Good government uses tax policy, legislation and the bully pulpit to build a system that manufactures prosperity. How can policies manufacture prosperity?
Gov. John Lynch used to invite business leaders annually to tell him how to help them. Every year, they pleaded for more talented, skilled employees as their primary need. Why? Because successful exporters have to pack more value into their products and services in order to compete in global markets. And that extra value comes from world-class employees.
You see, New Hampshire’s problem is not lack of jobs, it is a lack of skilled people of working age.
How do we rebuild our pool of talented, trained young people in New Hampshire? We need to reverse the policies of the Legislature that have driven young folks out of the state.

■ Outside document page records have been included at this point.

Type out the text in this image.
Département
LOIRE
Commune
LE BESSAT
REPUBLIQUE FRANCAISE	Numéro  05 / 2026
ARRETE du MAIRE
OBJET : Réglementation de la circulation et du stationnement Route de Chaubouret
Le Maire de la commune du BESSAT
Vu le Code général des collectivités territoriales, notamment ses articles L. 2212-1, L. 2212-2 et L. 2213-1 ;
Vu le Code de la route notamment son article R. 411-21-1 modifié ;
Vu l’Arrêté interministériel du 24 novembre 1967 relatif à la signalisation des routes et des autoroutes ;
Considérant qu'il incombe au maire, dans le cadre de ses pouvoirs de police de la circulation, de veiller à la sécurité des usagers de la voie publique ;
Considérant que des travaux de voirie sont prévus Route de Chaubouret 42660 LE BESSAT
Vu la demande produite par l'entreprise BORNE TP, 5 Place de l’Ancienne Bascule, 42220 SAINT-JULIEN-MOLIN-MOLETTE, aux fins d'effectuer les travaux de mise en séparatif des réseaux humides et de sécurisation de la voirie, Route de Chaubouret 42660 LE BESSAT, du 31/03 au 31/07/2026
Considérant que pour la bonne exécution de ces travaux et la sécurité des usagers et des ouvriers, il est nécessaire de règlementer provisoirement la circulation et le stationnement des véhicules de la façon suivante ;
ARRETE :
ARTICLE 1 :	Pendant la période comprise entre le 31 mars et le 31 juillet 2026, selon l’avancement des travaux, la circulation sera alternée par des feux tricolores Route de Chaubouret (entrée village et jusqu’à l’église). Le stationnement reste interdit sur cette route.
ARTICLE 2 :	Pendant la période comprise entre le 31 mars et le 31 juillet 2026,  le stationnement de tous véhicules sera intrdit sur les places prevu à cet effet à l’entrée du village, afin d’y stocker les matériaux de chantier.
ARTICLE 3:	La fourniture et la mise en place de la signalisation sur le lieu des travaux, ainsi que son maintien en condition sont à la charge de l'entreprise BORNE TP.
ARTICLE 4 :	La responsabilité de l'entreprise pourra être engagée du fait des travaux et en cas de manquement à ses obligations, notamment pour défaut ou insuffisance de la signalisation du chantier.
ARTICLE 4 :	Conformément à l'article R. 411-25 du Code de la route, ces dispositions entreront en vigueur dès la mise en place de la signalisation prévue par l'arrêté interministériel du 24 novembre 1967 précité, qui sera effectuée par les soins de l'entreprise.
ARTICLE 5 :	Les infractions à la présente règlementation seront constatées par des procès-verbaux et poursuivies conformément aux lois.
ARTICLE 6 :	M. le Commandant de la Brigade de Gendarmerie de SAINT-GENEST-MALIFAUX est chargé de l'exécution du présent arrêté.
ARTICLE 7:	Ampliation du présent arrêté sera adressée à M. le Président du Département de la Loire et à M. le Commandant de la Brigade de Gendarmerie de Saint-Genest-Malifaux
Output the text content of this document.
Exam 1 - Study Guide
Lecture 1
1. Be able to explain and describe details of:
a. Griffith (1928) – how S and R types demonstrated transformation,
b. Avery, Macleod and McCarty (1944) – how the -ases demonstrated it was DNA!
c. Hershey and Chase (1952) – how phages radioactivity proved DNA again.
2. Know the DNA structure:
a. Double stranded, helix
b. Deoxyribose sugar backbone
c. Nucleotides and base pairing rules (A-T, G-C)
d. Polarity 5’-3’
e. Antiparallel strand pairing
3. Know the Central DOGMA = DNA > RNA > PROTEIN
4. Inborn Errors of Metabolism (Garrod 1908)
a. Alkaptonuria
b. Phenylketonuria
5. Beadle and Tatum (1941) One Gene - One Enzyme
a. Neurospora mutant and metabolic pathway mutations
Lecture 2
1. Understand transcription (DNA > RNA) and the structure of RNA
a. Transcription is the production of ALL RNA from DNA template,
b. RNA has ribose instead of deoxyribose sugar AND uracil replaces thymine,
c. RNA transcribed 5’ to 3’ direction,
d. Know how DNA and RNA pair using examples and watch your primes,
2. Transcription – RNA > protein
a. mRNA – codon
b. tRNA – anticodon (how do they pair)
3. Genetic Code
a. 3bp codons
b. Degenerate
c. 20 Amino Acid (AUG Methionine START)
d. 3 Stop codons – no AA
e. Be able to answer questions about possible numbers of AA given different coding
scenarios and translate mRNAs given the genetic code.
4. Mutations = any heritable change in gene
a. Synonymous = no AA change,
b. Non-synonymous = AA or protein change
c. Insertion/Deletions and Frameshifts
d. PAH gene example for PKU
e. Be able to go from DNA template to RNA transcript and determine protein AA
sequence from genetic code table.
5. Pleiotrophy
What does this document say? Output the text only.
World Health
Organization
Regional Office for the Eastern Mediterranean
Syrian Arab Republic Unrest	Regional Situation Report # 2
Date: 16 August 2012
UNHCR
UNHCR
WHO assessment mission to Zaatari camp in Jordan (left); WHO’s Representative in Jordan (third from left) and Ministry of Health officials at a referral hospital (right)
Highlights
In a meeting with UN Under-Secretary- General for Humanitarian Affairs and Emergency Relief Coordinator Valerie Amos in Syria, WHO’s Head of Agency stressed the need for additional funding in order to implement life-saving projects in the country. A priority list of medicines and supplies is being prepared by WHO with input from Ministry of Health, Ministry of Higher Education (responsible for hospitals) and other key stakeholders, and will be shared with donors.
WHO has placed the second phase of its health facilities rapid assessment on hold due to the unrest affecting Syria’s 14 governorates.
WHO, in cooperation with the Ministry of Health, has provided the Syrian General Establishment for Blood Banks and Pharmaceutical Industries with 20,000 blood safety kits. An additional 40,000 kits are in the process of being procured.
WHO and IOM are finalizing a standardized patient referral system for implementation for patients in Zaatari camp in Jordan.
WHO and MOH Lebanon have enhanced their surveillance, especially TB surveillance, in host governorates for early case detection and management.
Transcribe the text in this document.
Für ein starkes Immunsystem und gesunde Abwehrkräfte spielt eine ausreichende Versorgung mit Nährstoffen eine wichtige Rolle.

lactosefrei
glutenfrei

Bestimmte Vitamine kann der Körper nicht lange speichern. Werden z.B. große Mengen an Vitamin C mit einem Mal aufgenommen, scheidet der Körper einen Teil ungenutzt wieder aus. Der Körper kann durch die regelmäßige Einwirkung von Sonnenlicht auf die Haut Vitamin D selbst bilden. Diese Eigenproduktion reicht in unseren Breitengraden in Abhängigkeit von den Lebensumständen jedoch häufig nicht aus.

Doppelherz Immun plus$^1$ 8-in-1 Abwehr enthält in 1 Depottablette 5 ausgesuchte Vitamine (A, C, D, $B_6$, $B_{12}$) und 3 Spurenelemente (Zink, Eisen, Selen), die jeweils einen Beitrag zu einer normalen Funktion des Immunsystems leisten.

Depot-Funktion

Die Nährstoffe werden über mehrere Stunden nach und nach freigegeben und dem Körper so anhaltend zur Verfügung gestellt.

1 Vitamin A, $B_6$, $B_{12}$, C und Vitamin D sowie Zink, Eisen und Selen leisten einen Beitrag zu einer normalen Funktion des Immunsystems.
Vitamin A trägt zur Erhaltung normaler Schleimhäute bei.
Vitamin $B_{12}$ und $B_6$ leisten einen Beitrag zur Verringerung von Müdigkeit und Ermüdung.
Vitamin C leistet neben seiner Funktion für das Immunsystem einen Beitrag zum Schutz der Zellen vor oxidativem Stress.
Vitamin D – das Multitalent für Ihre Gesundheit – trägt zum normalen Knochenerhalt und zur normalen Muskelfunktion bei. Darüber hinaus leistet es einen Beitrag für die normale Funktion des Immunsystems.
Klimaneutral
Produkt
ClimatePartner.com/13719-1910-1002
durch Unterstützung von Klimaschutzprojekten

This means keeping college costs down, building business-education partnerships, and adopting a competitive minimum wage — which data from adopting states shows does not harm the economy.
It means targeting a few key growth sectors for extra R&D to attract the innovators who seed industries. It means adopting policies that make affordable housing possible, while protecting the environment and communities we love. It means assuring that New Hampshire children born to unprepared parents receive the nurturing that builds brains and bodies, so they grow up ready to work instead of burdening society. It means supporting top-notch school systems, to attract young families.
But excellent schools do not have to equal costliest schools. To encourage educators to rethink 21st schooling, the state should provide innovation incentives.
How do we pay to construct this prosperity machine? We reverse the niggling 0.3 percent business tax cut in the last budget, which was even opposed by many small businesses. Instead, we can use the $14 million to 90 million in lost revenues to create the system that will nurture and attract young talent and skills to the state so that our companies can grow.
This is government that is smart, with heart. Smart, because it designs prosperity into its budget and legislation. With heart, because it assures that the bounty of prosperity flows to all, even children who do not vote. And when hearts and heads concur, we will attract all the people and jobs we want to our beautiful, exceptional state.
Jeanne Dietsch leads the Peterborough Economic Development Authority Strategic Planning Committee and recently announced her candidacy in Senate District 9.